I feel I’m starting to get into a good pattern of running 3 times a week and re-establishing a good base fitness after a break in December as everyday life and events conspired to limit available time and slight overindulgence at Christmas.
The start of a new year seemed a good time to revisit the question of ‘why do I run?’ I think it’s important to ask yourself this every now and then and the reason probably changes. At the moment the charity fundraising side is a big motivator to not let myself or the people who have donated down. Along with how much I think my mind benefits from being outside running in the cold and the dark as opposed to sitting at home wishing it could be warmer and brighter.
Would be good to hear other’s people’s responses to ‘why do I run?’
So far we have reached the 11th and covered 43 miles so far this month and now 147 miles into year long challenge only just over 1,000 to go!!
February has started positively, have entered my first marathon Boston (UK) Marathon April 14th! Looking forward to it, but also dreading it in equal measure as seems such an increase compared to the 15 miles I have covered in one go so far and the thought of nearly double the length of time compared to what I have done so far.
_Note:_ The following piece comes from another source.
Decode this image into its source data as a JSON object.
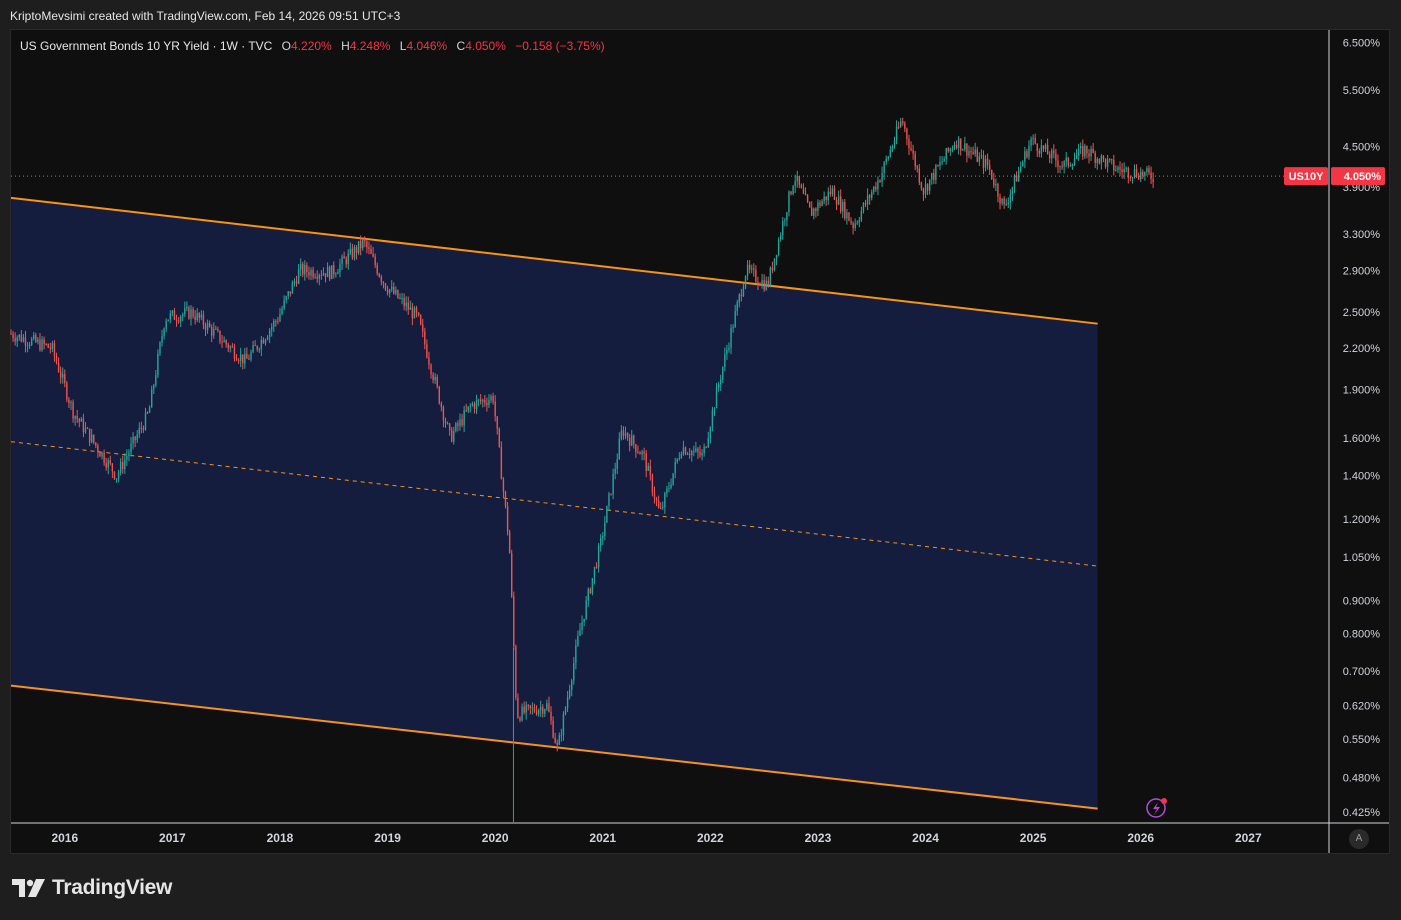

The base mileage towards the marathon is progressing well with 3 long runs completed over the last three weekends ranging between 15.25 miles to 15.75 miles so will be looking to up this over the next couple of weeks. Latest run of 15.75 miles in just over 2 hours (7.58 min / mile pace) felt really positive as suffered from cramping/spasms in my lower legs on the previous runs but this time no such worries so hoping the legs are starting to adapt to the longer runs (or I got lucky this week and the cramping will come back with vengeance next long run!!).
I have started for the first time looking at how I am going to fuel my long runs, at the moment I am eating a regular breakfast of porridge about 3 hours before starting the long run and drinking about a pint of water in the hour before starting, then taking on about 500ml of water during the whole run are roughly 3 mile intervals and then using a SIS gel at around 7.5miles in, this seems to be working well, but can feel my energy levels dropping around mile 14. I am thinking I will need to start taking another gel around mile 13 once I increase towards the 18-20 mile long runs.
Well I made it to the end of Feb, 114 miles completed for the month so on target but it has not been all plain sailing. The other Friday I went for a long run looking to get a good 18 miles in, but by mile 10 I just felt ‘off’. I can’t really describe exactly what was wrong but my hips felt achy, my legs felt heavy and I just had no energy, I struggled on to complete 15 miles, then stopped and walked the rest of the way home. I felt so demoralised as everything had been going well up to that point and the week before had a really good long run. I started to question whether I had upped my weekly mileage too much or taken on too much of a challenge over the 12 months that my body would not be able to keep up with. Well, a week of shorter, slower miles and luckily all seems to be getting back on track. Maybe this is a lesson after 6 weeks of increasing mileage my body needed a little break to recoup before pushing on again. I have another 2/3 weeks of long runs before starting to reduce the mileage 3 weeks before my first marathon in Mid April.
Another month down and 121 miles completed in the month with a total of 339 miles year to date.
It’s nice to see the arrival of brighter evenings which makes running so much more enjoyable than headtorch illuminated paths and darkness all around, it also opens up so many different running routes impossible during the dark evenings. March has seen the arrival of storm after storm with some challenging winds, especially headwinds for around 5 miles on the two most recent long runs, looking back it will have helped build stamina but that definitely wasn’t what I was thinking at the time!
I’m now reducing my mileage ahead of my first two races of the year to try and be as fresh as possible for these, so will hopefully still be on course for the annual target by the time we reach the end of April.